Jessica Iverson:Yeah, absolutely. So we can definitely look at… Most of our carriers actually provide underwriting guides, so we’re happy to take a look at that. We can also look at, if you don’t want to go through that process and you want to… You know that you’re going to have some issues, we can look at the annuities. The annuities are a little bit more favorable. So we have our asset-based annuities. Now they still do some underwriting, but if that’s out of the question as well, I would suggest looking at an annuity with an income doubler. So those policies are not going to do any sort of underwriting. As long as you’re not currently receiving care, you can still get that doubler rider included on your annuity, which will double your income in the case of an LTC event.
Murs Tariq:Got you. And you mentioned something earlier in the conversation that I want to come back to, because I think it’s really important. A lot of our clients, a lot of retirees in particular have saved a lot of money into, you mentioned, qualified assets. So that’s 401(k)s IRAs, retirement based type of accounts. And so I’ve got a million dollars in a 401(k), how can I even fund this idea of long-term care? How does it work? Do I have to pay all the taxes to make the withdrawals and then go fund it? That doesn’t sound like fun.
Jessica Iverson:So the way that these products work, some of our annuities do accept qualified funds. Now, we can structure them a couple different ways. If you are looking at doing just the income annuity with a doubler, obviously your income is going to be taxed, so you wouldn’t have to worry about taxes all upfront. With an asset-based annuity, the way that that product works is the money will go into this separate annuity, and that annuity is going to produce withdrawals each year over five or 10 years, depending on the structure that we choose. So they are going to produce withdrawals, which the clients will be taxed on each year for those five or 10 years. So it is spread over a period of time, but they will receive that 1099, so they will get taxed on the income or on those withdrawals that are going into funding the non-qualified portion of the policy. This ensures that your LTC benefits whenever you need them are going to be tax free.
Radon Stancil:Excellent. Well, I think if you’re listening to this, you know why we have Jessica as a partner. Because I mean, it’s not just this one and done kind of thing. And honestly, if you’re listening to this and you’re thinking, well, I don’t know which one I would need or whatever, well, that’s just a part of what we need to do is get all the information, understand it, and then we reach out to our partner like Jessica and say, “Hey, here’s the situation. What are our options?” And then Jessica helps us nicely to figure all that out. So thank you very much, Jessica, for again, buying out time of your busy schedule to come on and talk to us. It’s been very, very enlightening, and obviously we know that there’s a lot out there and you keep on top of it. So thank you very much.
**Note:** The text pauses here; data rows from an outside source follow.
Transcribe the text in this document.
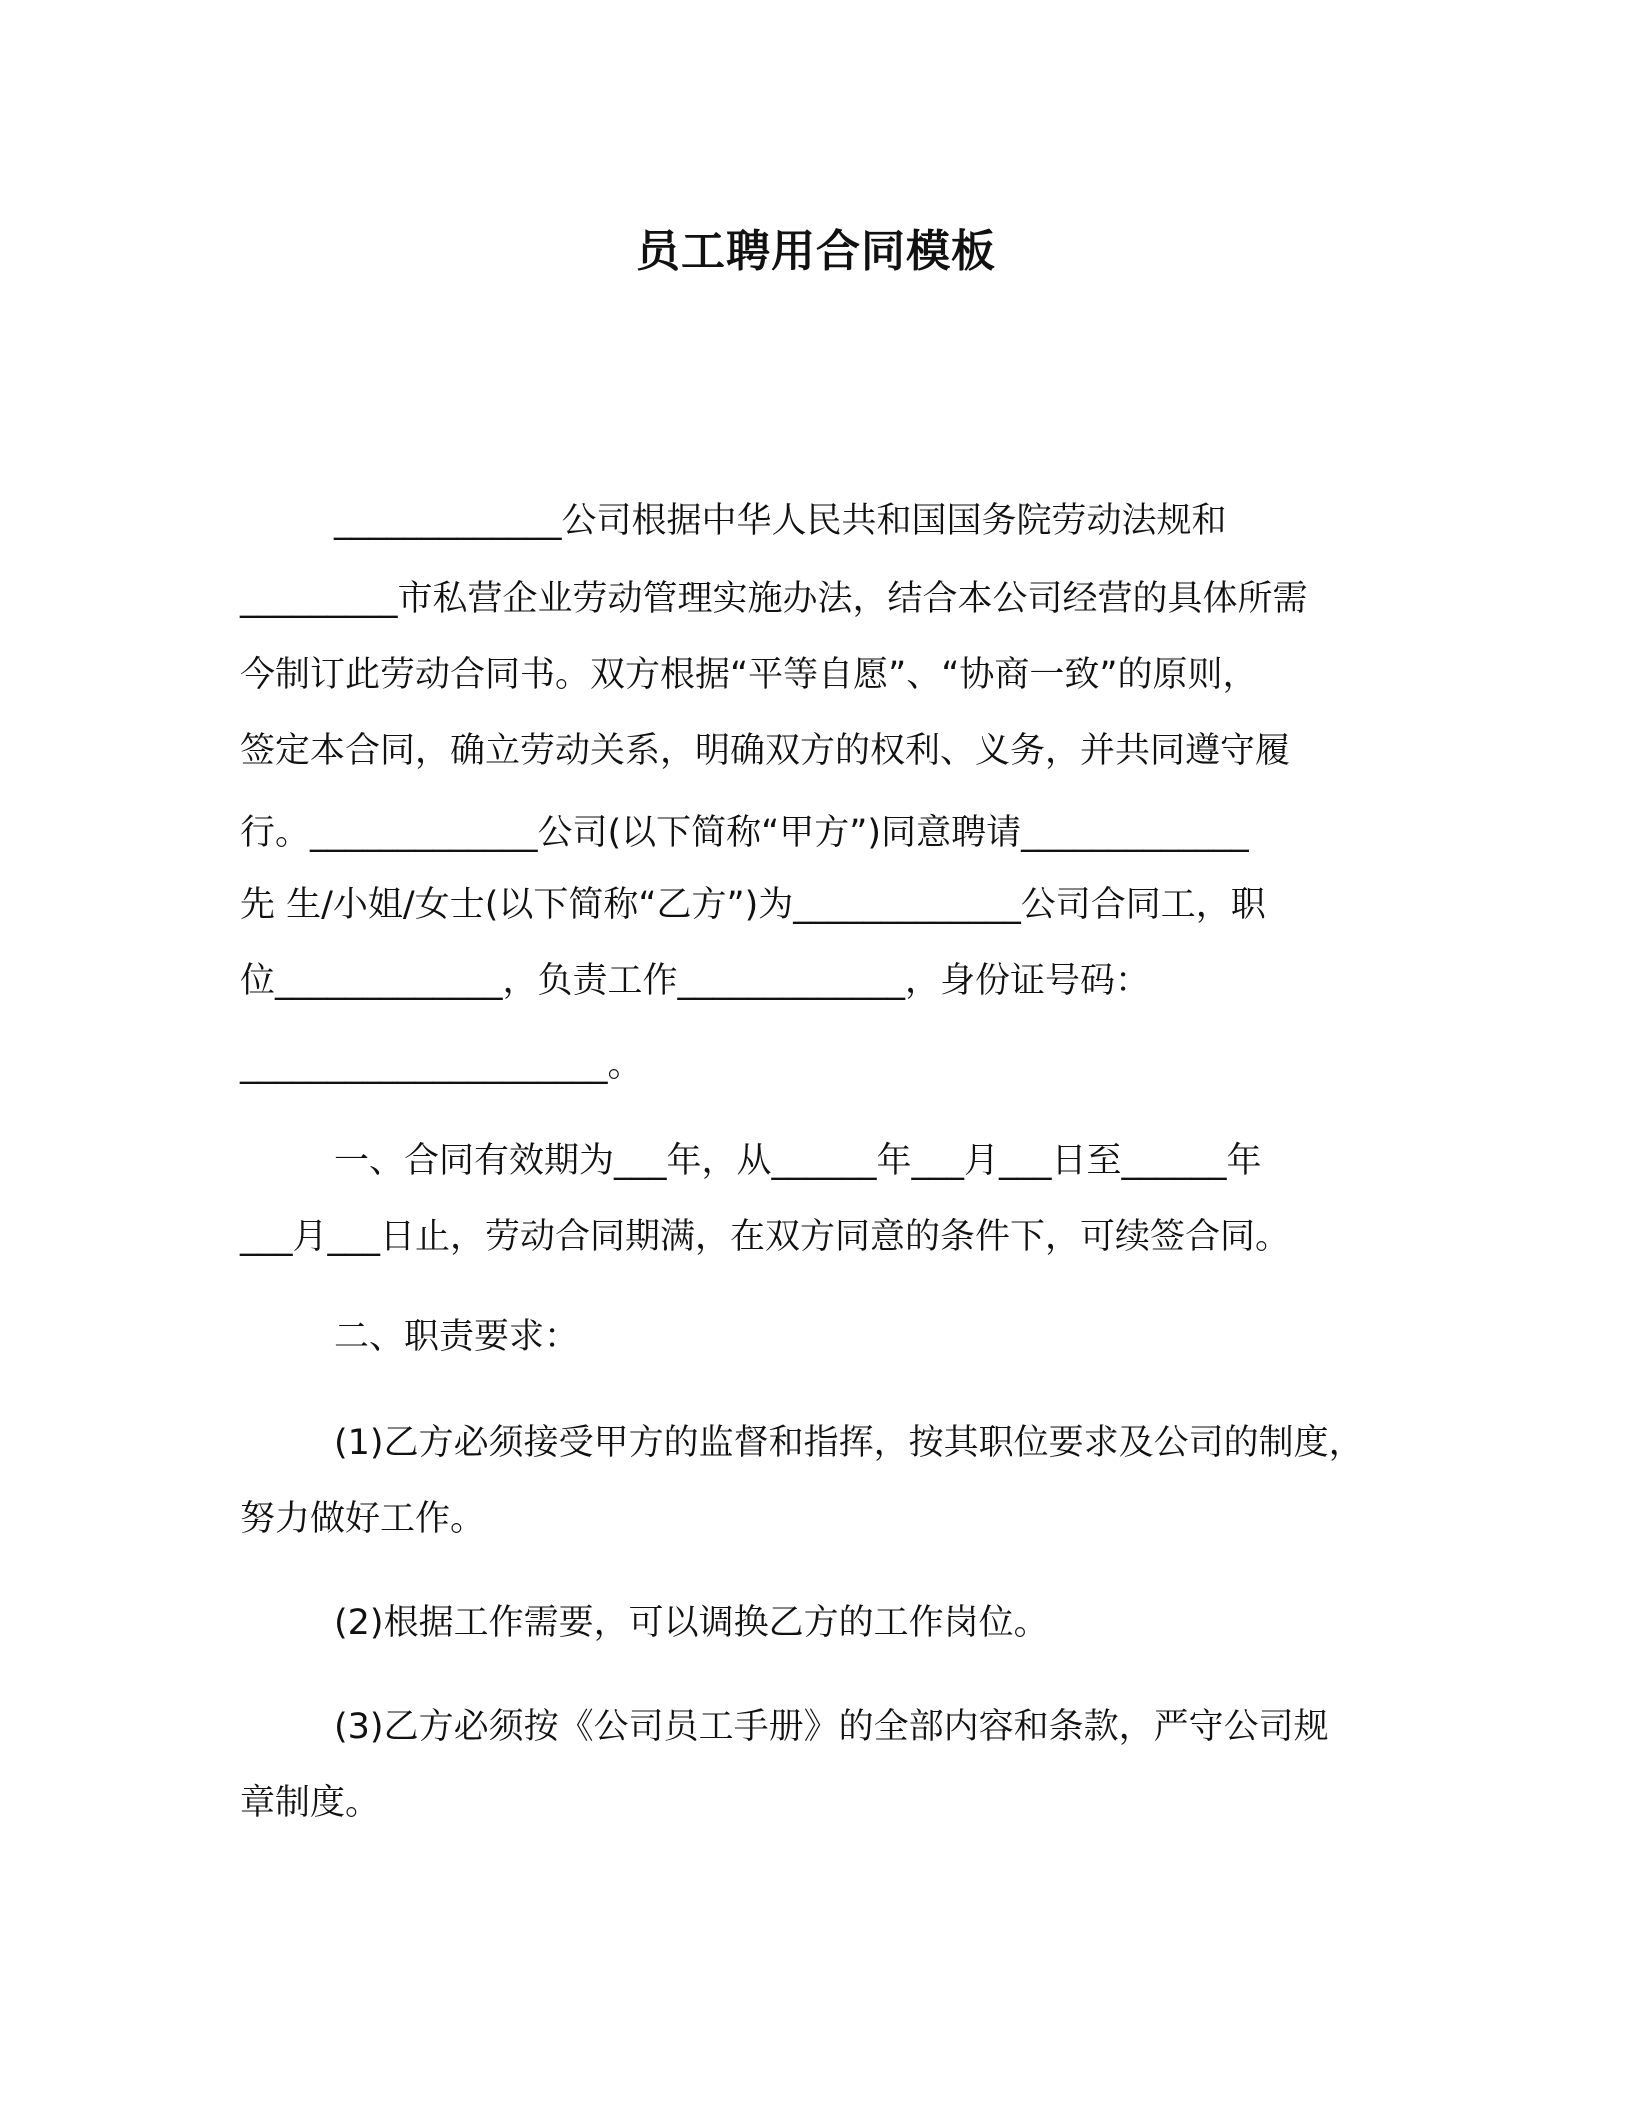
员工聘用合同模板
_____________公司根据中华人民共和国国务院劳动法规和
_________市私营企业劳动管理实施办法，结合本公司经营的具体所需
今制订此劳动合同书。双方根据“平等自愿”、“协商一致”的原则，
签定本合同，确立劳动关系，明确双方的权利、义务，并共同遵守履
行。_____________公司(以下简称“甲方”)同意聘请_____________
先 生/小姐/女士(以下简称“乙方”)为_____________公司合同工，职
位_____________，负责工作_____________，身份证号码：
_____________________。
一、合同有效期为___年，从______年___月___日至______年
___月___日止，劳动合同期满，在双方同意的条件下，可续签合同。
二、职责要求：
(1)乙方必须接受甲方的监督和指挥，按其职位要求及公司的制度，
努力做好工作。
(2)根据工作需要，可以调换乙方的工作岗位。
(3)乙方必须按《公司员工手册》的全部内容和条款，严守公司规
章制度。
Jessica Iverson:Thank you so much for having me. I think there’s something out there for everybody. I think that it’s just a conversation that should be had. I know a lot of people are going through this, or they’ve seen loved ones go through this and it’s a need that, it’s not a comfortable conversation, but it’s definitely something that can really help in the long run. But I am so thankful for you guys, thankful for our partnership, and very thankful that you had me on here today.